But the vaccination effort has turned things upside down.
New Zealand and Australia, from being leaders, have slid to the back of the queue on vaccinations.
Britain has seized the chance to improve its response and make its own rollout a post-Brexit success story. Now 46.3 per cent of its people have received at least one dose compared to Germany's 12 per cent.
The UK's speed of vaccination has been as praised as the EU's performance has been panned. Tensions have flared between the two over vaccine production, distribution, hoarding, export orders and the EU's scrutiny of British/Swedish pharma firm AstraZeneca.
EU problems with its supply chain and its restrictions on vaccine exports has had flow-on effects for Australia's rollout.
In February, Australia's Health Minister Greg Hunt said the country had "access to over 150 million vaccine doses, ensuring we remain a world leader in the fight against the virus". It was enough to "vaccinate every Australian three times over".
However, Australia has fallen short - by 3.4 million jabs - of its target for the end of last month. There have been major delays in getting access to shots and squabbles between the federal and state governments.
Defence Minister Peter Dutton claimed at the weekend that Australia was not in a "mad panic" to get vaccinations done like the United States and UK. The country is now having to heavily rely on local manufacture of vaccines.
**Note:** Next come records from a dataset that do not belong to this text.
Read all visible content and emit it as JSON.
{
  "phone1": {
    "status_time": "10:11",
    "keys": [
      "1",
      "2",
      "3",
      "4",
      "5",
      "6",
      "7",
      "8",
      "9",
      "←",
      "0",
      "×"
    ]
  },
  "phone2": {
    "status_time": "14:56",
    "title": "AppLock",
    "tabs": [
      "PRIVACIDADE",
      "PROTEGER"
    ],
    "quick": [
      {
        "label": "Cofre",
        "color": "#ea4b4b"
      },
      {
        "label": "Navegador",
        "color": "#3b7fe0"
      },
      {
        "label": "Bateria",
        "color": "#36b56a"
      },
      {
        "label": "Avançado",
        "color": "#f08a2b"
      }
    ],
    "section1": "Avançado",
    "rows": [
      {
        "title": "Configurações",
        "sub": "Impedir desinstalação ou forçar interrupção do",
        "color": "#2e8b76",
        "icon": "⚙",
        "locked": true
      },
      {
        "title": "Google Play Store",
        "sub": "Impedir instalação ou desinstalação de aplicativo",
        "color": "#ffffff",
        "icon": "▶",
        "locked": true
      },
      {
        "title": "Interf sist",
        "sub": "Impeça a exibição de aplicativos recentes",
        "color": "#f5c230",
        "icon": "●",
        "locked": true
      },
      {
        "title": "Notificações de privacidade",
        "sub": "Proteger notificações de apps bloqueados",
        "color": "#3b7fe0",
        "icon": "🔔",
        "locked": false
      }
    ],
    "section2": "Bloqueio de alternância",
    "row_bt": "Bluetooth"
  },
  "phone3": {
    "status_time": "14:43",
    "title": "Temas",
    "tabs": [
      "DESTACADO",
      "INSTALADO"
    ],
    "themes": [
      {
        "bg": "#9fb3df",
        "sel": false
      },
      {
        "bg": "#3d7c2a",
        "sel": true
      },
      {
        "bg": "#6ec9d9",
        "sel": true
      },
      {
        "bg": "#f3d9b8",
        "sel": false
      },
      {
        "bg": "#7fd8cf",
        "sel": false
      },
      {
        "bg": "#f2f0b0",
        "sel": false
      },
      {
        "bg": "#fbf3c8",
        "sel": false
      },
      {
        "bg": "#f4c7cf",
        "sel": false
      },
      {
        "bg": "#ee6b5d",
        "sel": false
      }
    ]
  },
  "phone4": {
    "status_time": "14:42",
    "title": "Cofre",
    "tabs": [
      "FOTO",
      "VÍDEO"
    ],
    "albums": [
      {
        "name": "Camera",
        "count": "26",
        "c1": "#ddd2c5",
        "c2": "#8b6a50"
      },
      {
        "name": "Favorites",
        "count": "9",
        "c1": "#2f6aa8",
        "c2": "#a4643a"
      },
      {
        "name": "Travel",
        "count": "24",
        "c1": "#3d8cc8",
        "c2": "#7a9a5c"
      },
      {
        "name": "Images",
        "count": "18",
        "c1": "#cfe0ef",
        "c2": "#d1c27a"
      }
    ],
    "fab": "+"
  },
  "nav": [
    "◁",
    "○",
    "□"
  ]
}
New Zealand's rollout appears to be travelling at a smoother if slower pace with about 1 per cent of the population receiving at least one dose compared to Australia's 2.5 per cent.
This country's relationship with Australia has been testy at times over Covid outbreaks, travel bubble negotiations, and other issues.
One of those other problems has been the two countries' attitudes towards China - the country whose relationships with neighbours and several other powers have sustained the most damage during the pandemic.
The question is whether these various diplomatic frictions will harden and spill into other areas.
The UK and EU still have to resolve issues over Northern Ireland. China is in dispute with other countries on a range of problems, including the origin of the virus, sanctions, the South China Sea, and Xinjiang.
Then there's the nuclear programme of China's ally North Korea and the frighteningly real prospect of Myanmar descending into civil war. It's hard to see how those crises get resolved without Beijing's influence.
A period of aggressive nationalism has been building for a while. Political long-Covid looks likely to plague us all.